Wednesday, December 4, 2013
By J. Craig Anderson firstname.lastname@example.org
Eastern Maine Healthcare System has met all of the regulatory requirements to absorb Mercy Health System of Maine into its organization, executives from the two health care providers said.
The Mercy Hospital campus along the Fore River is part of the merger with Eastern Maine Healthcare in Brewer.
2012 Press Herald File Photo/Carl D. Walsh
The merger will increase the total number of EMHS employees from roughly 8,000 to 11,000 and give EMHS a major presence in southern Maine, a spokeswoman said.
Both organizations issued a joint news release late Wednesday announcing that the Maine Department of Health and Human Services has issued EMHS a “certificate of need,” the final regulatory approval required to complete the merger.
“This was the last official milestone that we needed,” EMHS spokeswoman Karen Cashman said Thursday.
A certificate of need is required in Maine for the creation, expansion or acquisition of a major health care facility or organization. As the name implies, it certifies that there is a public need for the facility or organization in question.
EMHS, based in Brewer, operates eight hospitals, five emergency-transport units, a home-care and hospice organization, and nine nursing homes and retirement communities in central, eastern and northern Maine.
When the merger is completed, EMHS will add to its organization all of Portland-based Mercy Health Systems’ facilities and services, which include Mercy Hospital, Gary’s House, McAuley Residence, Mercy Recovery Center and VNA Home Health Hospice.

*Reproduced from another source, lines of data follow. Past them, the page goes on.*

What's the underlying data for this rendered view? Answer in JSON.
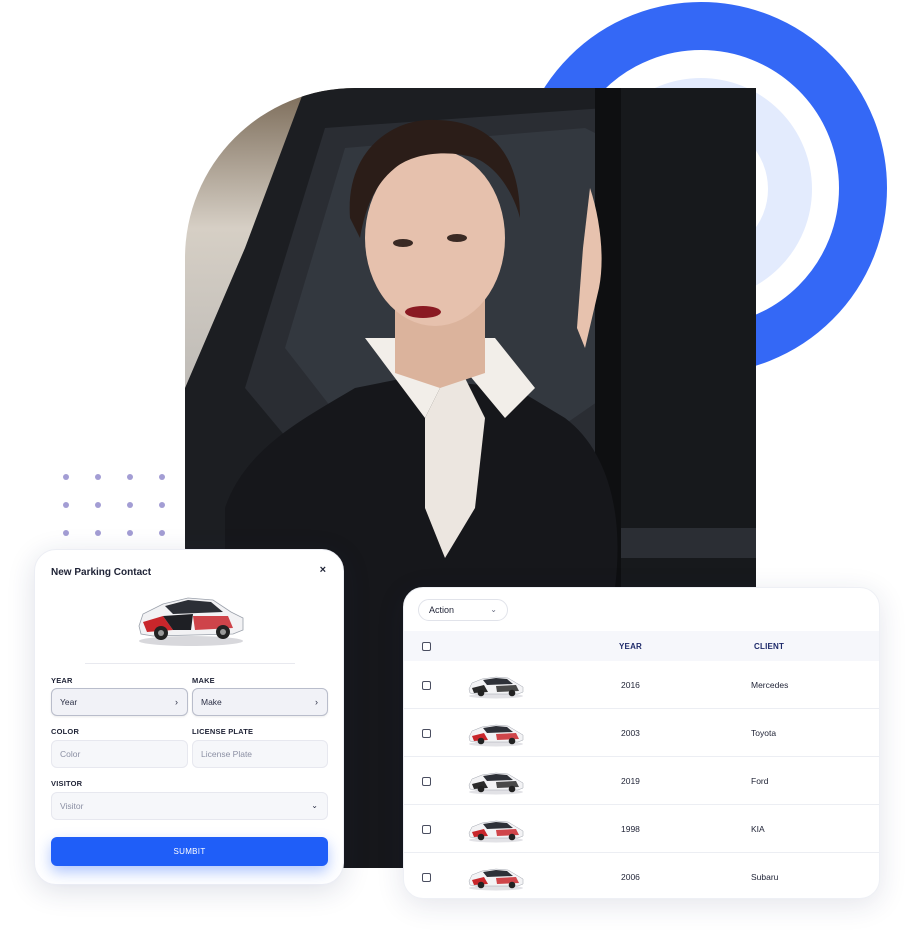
{
  "form": {
    "title": "New Parking Contact",
    "close_icon": "×",
    "fields": {
      "year": {
        "label": "YEAR",
        "value": "Year"
      },
      "make": {
        "label": "MAKE",
        "value": "Make"
      },
      "color": {
        "label": "COLOR",
        "placeholder": "Color"
      },
      "license_plate": {
        "label": "LICENSE PLATE",
        "placeholder": "License Plate"
      },
      "visitor": {
        "label": "VISITOR",
        "value": "Visitor"
      }
    },
    "submit_label": "SUMBIT"
  },
  "table": {
    "action_label": "Action",
    "columns": [
      "YEAR",
      "CLIENT"
    ],
    "rows": [
      {
        "year": "2016",
        "client": "Mercedes",
        "car_color": "#2a2a2a"
      },
      {
        "year": "2003",
        "client": "Toyota",
        "car_color": "#c8262b"
      },
      {
        "year": "2019",
        "client": "Ford",
        "car_color": "#2a2a2a"
      },
      {
        "year": "1998",
        "client": "KIA",
        "car_color": "#c8262b"
      },
      {
        "year": "2006",
        "client": "Subaru",
        "car_color": "#c8262b"
      }
    ]
  },
  "colors": {
    "accent": "#1f5ef8",
    "ring": "#3468f6",
    "ring_light": "#e3ebfd"
  }
}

All of the Mercy-operated facilities will retain their existing names, policies, staff and board of directors, Cashman said.
“They will retain their local governance,” she said.
It’s possible that some administrative functions could become consolidated after the merger is completed, Cashman said, but the organization does not have any specific plans to lay off workers.
“We don’t anticipate any layoffs,” she said, “but at this point I think it’s too soon to say for certain.”
Each of the two organizations has its own strengths that would benefit the combined health care group, according to the joint statement issued Wednesday.
For instance, EMHS has cutting-edge health information technology, it said, while Mercy excels at providing outpatient and home-based care.
The decision to merge the two nonprofit health care organizations was announced in January.
Because Mercy is a Catholic health care group, the merger required approval from the Vatican. It received that approval in June.
All Mercy-operated facilities and services will retain their Catholic affiliation, the health care group said.
Mercy and EMHS planned to host a day-long celebration Friday for employees and invited guests, according to the joint news release.
“This day caps months and months of tremendous work on the part of many individuals across our organization and the state; we look forward to celebrating with our employees and others,” Mercy Health System President and CEO Eileen Skinner said in the release. “As we knew at the outset and can repeat with certainty today, EMHS is the perfect match for Mercy Health System on every level. We are eager to move forward under the strong EMHS umbrella on behalf of our patients and community.”